Treasury yields spiked after the release of better-than-expected non-farm payrolls, adding to the 40bp widening of 10-year Treasuries last month.
“Friday was a little bit of an over-reaction, but I don’t think it’s going to retrace overnight,” said a DCM banker.
Asian credit was softer across the board, but investors were not panicking, as many decided not to sell at current levels.
“Credit has backed up, but it hasn’t gone to pieces,” said a credit trader, who noted that bid-ask spreads were particularly wide, with little real liquidity in the market.
Chinese sovereign five-year CDS was around 5bp wider at 60bp. The iTraxx Asia ex-Japan investment-grade CDS index was 3bp wider at 68bp/69bp.
BoCom Leasing’s bonds widened 1bp-4bp across the curve to 10 years. China Cinda Asset Management’s 2048 bonds were just 4bp wider, at Treasuries plus 212bp.

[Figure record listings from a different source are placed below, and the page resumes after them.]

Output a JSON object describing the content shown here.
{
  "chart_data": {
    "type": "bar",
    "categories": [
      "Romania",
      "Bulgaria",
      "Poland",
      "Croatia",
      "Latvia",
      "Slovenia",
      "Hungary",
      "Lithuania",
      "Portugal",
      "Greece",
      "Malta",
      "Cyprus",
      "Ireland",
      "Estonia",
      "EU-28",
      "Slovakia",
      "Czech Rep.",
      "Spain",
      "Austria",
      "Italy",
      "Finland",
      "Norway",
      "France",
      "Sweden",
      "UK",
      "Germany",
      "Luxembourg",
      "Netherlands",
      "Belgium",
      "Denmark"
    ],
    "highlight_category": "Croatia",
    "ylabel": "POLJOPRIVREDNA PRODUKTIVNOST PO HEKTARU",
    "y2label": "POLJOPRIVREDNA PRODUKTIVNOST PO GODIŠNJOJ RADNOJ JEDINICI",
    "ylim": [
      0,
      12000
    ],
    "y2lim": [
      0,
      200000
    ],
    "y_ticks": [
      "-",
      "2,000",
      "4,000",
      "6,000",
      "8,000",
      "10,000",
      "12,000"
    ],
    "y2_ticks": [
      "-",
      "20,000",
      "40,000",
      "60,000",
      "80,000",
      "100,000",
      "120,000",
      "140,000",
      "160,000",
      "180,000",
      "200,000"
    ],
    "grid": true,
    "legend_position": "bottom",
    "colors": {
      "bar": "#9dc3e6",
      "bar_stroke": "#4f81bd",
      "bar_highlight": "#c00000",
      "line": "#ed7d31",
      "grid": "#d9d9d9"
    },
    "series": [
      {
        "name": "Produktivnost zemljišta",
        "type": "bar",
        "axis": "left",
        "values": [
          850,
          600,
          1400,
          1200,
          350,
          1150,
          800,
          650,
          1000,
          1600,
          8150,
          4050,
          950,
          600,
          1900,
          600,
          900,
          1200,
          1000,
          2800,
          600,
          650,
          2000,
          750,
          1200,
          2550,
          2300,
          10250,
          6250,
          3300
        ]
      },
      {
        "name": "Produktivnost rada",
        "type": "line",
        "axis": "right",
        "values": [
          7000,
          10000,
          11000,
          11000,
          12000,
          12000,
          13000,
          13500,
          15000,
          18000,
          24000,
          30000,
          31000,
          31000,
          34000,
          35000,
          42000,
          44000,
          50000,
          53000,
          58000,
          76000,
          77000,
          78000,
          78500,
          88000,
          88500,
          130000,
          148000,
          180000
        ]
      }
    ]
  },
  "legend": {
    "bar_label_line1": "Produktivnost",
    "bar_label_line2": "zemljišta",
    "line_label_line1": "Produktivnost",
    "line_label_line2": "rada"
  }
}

Its 2023, 2025 and 2028 bonds were flat.
Alibaba’s 2027 bonds widened 5bp to Treasuries plus 109bp, after the company said it would buy 33% of Ant Financial in a non-cash deal, terminating an existing profit-sharing agreement.
Longfor Properties’ 2023 bonds spiked 4bp before settling at Treasuries plus 159bp, around 2bp wider than Friday. Its 2028 bonds widened 3bp to Treasuries plus 197bp.
Asian high-yield bonds were seen around a point to 1.5 points lower at the long end of the curve.
Tata Steel’s 2023 and 2028 bonds dropped half a point and 1.3 points to cash prices of 98.5 and 96.3, respectively.
Medco Energi’s 2025 bonds, which had been 10x subscribed during bookbuilding last month, dropped three-quarters of a point to 98.5.